Domain | Characteristics |
---|---|
Nativity and acculturation | Country of origin, age of immigration, reason for immigration, familiarity with testing environment |
Language | Primary language, English language proficiency, multilingualism |
Education | Total years of education, parents’ total years of education, education quality, school characteristics, country of education |
Literacy | Ability to read/write/count, health literacy |
Psychosocial stress | Perceived discrimination, early life adversity, stereotype threat |
Occupationa | Occupational complexity and prestige, occupational stability, occupational stress |
Economic and financial statusb | Household income, financial strain, housing and food security, access to healthcare |
Residential characteristicsb | Urban/rural residence, neighborhood characteristics, social cohesion |
Measured at midlife and current
Measured at childhood, midlife and current
Even with the best norms, the diagnosis of cognitive disorders should not be decided based on a plug-and-play formula of cognitive test scores. Rather, diagnosis should be based on expert clinical judgment following a comprehensive evaluation of clinical history, changes in the patient’s function, neurological exam findings, laboratory findings, and social context. Furthermore, changes in personality and behavior that are very commonly part of the dementia syndromes that follow repeated head trauma8 are often not captured on standard cognitive testing yet can be far more disabling for patients and troubling for caregivers than deficits in cognition.

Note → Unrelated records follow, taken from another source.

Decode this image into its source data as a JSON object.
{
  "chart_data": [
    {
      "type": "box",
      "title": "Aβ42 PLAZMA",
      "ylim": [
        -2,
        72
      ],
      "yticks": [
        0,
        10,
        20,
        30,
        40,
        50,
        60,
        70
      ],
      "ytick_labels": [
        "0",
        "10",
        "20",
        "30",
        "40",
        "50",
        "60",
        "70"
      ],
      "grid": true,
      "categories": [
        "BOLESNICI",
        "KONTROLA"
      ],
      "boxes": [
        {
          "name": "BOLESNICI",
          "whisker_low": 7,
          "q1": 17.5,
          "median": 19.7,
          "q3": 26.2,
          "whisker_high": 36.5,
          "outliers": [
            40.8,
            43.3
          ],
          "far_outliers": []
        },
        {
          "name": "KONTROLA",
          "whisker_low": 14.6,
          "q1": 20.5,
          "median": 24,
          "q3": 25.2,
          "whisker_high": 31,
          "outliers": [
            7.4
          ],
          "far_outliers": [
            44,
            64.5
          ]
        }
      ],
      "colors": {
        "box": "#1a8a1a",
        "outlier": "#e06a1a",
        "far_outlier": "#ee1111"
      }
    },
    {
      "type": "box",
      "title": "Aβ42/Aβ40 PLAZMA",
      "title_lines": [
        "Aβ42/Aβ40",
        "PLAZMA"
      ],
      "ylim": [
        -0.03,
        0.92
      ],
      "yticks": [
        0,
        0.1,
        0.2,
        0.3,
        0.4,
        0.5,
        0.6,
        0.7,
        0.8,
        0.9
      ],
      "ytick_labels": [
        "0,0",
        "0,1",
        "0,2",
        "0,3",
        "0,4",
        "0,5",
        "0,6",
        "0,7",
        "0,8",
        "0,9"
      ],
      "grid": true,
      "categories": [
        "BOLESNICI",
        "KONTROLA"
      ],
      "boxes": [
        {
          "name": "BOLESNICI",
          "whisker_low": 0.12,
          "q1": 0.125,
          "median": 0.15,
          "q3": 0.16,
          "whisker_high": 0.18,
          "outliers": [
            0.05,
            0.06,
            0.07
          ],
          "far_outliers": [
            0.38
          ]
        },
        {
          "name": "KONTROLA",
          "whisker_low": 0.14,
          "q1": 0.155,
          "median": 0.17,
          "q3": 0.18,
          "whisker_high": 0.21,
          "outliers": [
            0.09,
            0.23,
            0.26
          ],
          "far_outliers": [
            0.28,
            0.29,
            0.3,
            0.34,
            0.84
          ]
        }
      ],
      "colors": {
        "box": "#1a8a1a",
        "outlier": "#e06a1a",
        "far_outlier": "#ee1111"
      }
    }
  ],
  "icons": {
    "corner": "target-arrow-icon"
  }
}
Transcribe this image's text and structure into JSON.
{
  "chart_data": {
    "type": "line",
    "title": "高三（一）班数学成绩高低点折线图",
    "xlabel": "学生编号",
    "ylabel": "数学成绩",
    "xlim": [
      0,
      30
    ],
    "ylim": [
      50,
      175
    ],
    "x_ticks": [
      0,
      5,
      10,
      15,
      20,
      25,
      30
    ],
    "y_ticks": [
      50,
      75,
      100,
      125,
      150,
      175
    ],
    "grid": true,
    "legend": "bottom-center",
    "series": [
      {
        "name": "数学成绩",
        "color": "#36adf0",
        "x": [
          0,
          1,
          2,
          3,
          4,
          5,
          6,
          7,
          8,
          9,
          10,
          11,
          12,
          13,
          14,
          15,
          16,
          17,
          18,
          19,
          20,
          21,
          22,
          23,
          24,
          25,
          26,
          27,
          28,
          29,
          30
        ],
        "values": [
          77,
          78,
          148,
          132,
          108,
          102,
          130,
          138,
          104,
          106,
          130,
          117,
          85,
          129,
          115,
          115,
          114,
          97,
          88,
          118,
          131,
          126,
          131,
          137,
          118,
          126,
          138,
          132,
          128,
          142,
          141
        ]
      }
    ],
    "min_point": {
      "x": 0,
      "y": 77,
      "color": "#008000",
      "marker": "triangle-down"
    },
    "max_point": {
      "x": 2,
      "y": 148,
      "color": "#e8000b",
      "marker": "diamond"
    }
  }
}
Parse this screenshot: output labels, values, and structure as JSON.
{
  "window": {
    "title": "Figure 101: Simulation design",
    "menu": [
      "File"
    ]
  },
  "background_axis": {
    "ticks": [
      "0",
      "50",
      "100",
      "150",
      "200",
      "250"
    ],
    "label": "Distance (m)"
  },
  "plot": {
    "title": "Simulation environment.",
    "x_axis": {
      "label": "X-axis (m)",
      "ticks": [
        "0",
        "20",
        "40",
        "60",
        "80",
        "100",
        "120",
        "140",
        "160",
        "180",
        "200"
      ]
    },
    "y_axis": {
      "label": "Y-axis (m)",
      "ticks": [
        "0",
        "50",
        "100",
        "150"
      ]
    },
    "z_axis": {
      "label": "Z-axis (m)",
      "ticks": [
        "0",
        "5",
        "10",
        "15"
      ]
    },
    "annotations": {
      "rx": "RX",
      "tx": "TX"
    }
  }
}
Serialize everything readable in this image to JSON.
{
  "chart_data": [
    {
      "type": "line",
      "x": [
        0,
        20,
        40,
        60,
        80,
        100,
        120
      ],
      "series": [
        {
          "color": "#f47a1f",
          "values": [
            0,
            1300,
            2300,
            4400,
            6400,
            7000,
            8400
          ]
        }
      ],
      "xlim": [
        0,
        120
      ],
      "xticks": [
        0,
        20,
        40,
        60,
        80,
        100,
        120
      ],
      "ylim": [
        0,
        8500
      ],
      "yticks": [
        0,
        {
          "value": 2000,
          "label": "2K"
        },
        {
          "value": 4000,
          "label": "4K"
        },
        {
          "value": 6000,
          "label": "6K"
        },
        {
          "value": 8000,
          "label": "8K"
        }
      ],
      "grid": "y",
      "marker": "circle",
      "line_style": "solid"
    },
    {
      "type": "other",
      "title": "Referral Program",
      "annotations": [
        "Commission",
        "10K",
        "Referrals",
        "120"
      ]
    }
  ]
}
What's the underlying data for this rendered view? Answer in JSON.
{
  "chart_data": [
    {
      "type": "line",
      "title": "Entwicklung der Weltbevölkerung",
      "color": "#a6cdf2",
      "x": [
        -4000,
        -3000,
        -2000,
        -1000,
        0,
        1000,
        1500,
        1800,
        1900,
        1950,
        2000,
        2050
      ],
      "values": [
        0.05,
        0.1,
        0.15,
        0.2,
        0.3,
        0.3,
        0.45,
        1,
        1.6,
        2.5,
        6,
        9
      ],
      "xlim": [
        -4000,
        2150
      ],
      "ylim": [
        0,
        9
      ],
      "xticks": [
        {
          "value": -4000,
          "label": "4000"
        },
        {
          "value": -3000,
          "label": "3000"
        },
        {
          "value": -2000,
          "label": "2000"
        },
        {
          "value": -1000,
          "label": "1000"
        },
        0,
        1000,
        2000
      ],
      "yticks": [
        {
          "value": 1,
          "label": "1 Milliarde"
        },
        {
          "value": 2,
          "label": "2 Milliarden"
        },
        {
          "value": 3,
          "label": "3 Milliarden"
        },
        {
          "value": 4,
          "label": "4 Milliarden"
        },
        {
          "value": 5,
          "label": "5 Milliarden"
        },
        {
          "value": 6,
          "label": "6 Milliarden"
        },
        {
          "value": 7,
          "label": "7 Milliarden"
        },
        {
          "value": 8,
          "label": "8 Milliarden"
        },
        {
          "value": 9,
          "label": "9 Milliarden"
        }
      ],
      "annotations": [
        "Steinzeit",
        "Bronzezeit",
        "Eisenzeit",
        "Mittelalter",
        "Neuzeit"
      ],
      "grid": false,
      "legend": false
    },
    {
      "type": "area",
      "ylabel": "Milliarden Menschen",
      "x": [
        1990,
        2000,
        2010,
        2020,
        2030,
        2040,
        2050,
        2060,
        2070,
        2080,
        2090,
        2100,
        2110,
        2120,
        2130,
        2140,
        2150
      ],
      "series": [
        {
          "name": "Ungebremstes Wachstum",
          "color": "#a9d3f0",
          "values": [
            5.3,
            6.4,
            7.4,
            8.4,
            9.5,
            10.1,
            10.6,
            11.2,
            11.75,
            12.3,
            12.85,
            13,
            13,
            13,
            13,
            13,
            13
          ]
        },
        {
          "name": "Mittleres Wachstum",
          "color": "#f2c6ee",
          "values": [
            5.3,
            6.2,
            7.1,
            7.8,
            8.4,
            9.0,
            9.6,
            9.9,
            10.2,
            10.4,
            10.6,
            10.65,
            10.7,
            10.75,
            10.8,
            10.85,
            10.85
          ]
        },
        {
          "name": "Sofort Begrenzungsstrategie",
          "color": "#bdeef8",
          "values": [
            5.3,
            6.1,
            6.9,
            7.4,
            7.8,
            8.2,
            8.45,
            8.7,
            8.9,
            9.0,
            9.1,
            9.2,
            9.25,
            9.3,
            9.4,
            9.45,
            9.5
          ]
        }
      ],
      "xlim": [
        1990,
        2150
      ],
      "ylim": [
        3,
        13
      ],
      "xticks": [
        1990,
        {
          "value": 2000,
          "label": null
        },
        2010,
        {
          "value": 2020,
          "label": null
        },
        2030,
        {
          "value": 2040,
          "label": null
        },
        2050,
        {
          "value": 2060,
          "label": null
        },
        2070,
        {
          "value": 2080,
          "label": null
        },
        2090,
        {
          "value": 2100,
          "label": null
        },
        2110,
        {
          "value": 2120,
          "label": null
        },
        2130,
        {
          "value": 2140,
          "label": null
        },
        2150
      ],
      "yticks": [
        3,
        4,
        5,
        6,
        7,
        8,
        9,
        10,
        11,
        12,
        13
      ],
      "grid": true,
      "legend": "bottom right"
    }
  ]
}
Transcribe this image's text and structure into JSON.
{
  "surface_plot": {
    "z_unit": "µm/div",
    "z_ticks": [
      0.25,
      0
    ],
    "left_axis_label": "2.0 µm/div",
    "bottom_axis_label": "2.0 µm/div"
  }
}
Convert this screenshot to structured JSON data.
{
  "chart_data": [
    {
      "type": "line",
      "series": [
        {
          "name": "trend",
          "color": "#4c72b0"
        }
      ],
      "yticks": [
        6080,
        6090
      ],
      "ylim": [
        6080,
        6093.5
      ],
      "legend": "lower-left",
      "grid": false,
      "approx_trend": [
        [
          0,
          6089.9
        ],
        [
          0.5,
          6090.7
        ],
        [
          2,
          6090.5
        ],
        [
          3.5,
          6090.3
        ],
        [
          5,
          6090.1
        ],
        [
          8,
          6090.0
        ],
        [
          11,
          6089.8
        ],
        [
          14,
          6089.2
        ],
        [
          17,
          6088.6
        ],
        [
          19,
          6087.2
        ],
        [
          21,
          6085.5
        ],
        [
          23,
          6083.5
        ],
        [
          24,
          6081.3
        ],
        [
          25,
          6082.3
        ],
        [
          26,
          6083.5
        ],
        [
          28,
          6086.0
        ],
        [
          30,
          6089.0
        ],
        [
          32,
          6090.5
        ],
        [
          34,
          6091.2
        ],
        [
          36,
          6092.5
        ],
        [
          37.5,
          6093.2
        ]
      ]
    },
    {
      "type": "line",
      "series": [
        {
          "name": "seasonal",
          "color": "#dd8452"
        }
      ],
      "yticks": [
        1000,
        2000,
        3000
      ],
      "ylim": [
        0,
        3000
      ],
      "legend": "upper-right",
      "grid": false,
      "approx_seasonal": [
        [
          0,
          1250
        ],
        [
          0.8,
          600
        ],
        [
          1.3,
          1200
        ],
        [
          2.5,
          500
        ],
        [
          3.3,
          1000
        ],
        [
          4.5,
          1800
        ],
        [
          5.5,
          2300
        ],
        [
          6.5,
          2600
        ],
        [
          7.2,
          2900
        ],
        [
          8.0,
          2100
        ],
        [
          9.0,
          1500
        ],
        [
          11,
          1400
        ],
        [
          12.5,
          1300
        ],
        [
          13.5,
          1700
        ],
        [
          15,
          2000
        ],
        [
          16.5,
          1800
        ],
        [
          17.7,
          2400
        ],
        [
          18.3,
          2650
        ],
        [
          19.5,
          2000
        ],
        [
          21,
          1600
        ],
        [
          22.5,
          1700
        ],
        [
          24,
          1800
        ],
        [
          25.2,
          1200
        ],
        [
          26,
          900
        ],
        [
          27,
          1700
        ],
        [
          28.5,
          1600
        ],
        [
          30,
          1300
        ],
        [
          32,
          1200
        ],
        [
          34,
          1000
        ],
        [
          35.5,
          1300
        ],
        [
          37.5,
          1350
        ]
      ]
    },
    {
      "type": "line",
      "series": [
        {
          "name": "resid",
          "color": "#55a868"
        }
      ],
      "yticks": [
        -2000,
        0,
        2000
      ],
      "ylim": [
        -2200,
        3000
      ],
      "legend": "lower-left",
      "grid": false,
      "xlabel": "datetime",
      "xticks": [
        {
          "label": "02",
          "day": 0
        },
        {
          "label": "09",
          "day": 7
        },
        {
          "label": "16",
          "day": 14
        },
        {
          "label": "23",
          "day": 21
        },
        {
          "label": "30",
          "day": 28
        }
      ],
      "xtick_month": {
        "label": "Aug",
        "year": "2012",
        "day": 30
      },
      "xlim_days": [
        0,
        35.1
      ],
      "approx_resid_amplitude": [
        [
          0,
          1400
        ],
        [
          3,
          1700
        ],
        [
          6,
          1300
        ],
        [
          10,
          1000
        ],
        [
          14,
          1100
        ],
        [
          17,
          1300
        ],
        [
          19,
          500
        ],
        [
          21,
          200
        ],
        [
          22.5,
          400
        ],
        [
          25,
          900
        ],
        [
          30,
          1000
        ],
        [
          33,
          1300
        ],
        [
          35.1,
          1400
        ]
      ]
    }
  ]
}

In the U.S., a long history of structural racism and discrimination practices, including unequal distribution of resources, has disfavored Blacks and led to enduring socioeconomic and health inequities. The use of race-norms to determine monetary compensation perpetuates this problem. Perhaps most dangerously, their use may be misunderstood by some scientists, clinicians, and the public as evidence that race is a scientific entity. Advances in the inclusion of diverse populations in research and the measurement of social determinants of brain health provide new opportunities for a precision medicine approach to normative standard adjustments.